Auch bei Wutanfällen hilft es ungemein, die Dinge in Worte zu fassen. Nehmt euer Kind in den Arm. Manche Kinder mögen das nicht, dann sollte man sich neben sie setzen. Eben auf Augenhöhe mit dem Kind gehen. Man kann sagen: „Du bist wütend! Und das verstehe ich. Ich wäre auch wütend. Aber du kannst jetzt leider nicht noch ein Stück Schokolade essen/nicht länger hier spielen/….“

Es ist schwer auszuhalten, wenn das Kind traurig oder wütend ist und man hat direkt das Bedürfnis, das Weinen, Schreien oder Genörgel abzuschalten. Aber das Tolle an Kindern ist doch eben genau das: sie unterdrücken ihre Gefühle nicht. Wir müssen sie dabei unterstützen. Damit sie als Erwachsene nicht mit unterdrückter Wut zu kämpfen haben, wie wir.

Lasst uns den Kreislauf durchbrechen!

Besonders gut gefallt mir der Blog „gewünschtes Wunschkind“. Unter dem Link https://www.gewuenschtestes-wunschkind.de/p/erziehung.html gibt es unzählige Erziehungstipps, die alle sehr ausführlich und liebevoll geschrieben sind und die ich euch hier ans Herz legen kann. Durch diesen Blog kam ich überhaupt erst auf diesen Erziehungsstil.

Theorie und Praxis sind hier natürlich zwei verschiedene Dinge. Ich arbeite hart an mir und versuche, den Kreislauf der „alten“ Erziehung zu durchbrechen.

Aber ich bin eben auch nur ein Mensch!

Leider gelingt mir das auch nicht immer so. Gerade in unserer Gesellschaft, in der es normal ist, dass ein Elternteil (meistens die Mama) sich die meiste Zeit des Tages alleine um das Kind/die Kinder kümmert.

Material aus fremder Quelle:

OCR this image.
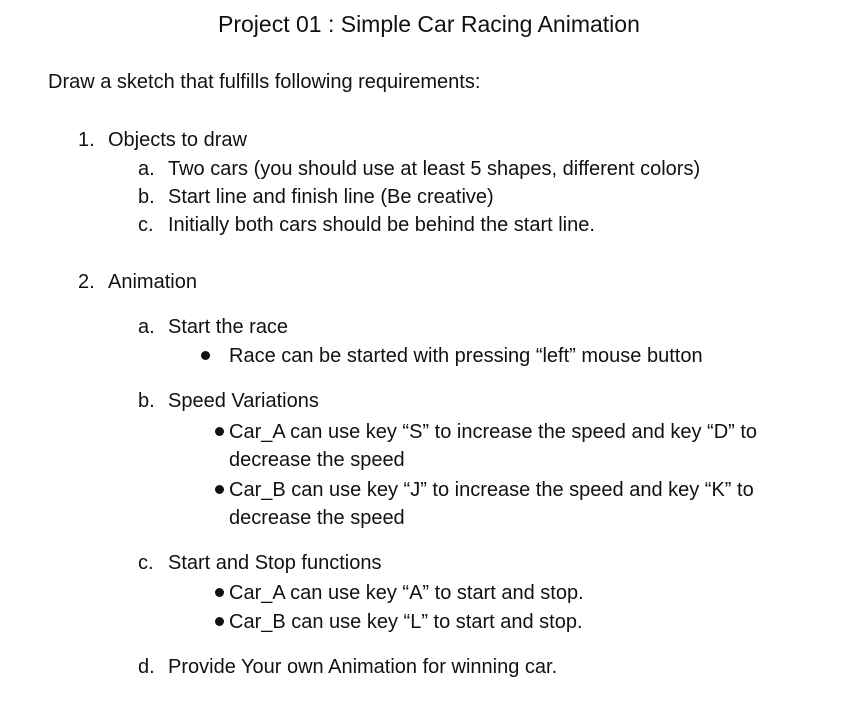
Project 01 : Simple Car Racing Animation
Draw a sketch that fulfills following requirements:
1. Objects to draw
a. Two cars (you should use at least 5 shapes, different colors)
b. Start line and finish line (Be creative)
c. Initially both cars should be behind the start line.
2. Animation
a. Start the race
Race can be started with pressing “left” mouse button
b. Speed Variations
Car_A can use key “S” to increase the speed and key “D” to
decrease the speed
Car_B can use key “J” to increase the speed and key “K” to
decrease the speed
c. Start and Stop functions
Car_A can use key “A” to start and stop.
Car_B can use key “L” to start and stop.
d. Provide Your own Animation for winning car.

So kommt es immer wieder vor, dass ich, besonders morgens nach dem Aufstehen und im Laufe des Tages die Geduld verliere und in alte Muster verfalle. Irgendwann ist der „Akku“ leer.

Es hilft, sich zu besinnen und zu überlegen, warum man z. B. gerade „nein“ sagt, oder ein bestimmtes Verhalten des Kindes ändern möchte. Ist es aus Bequemlichkeit? Will ich, dass meine Tochter etwas unterlässt, weil ich einfach keine Lust habe, danach aufzuräumen/zu wischen/sauber zu machen?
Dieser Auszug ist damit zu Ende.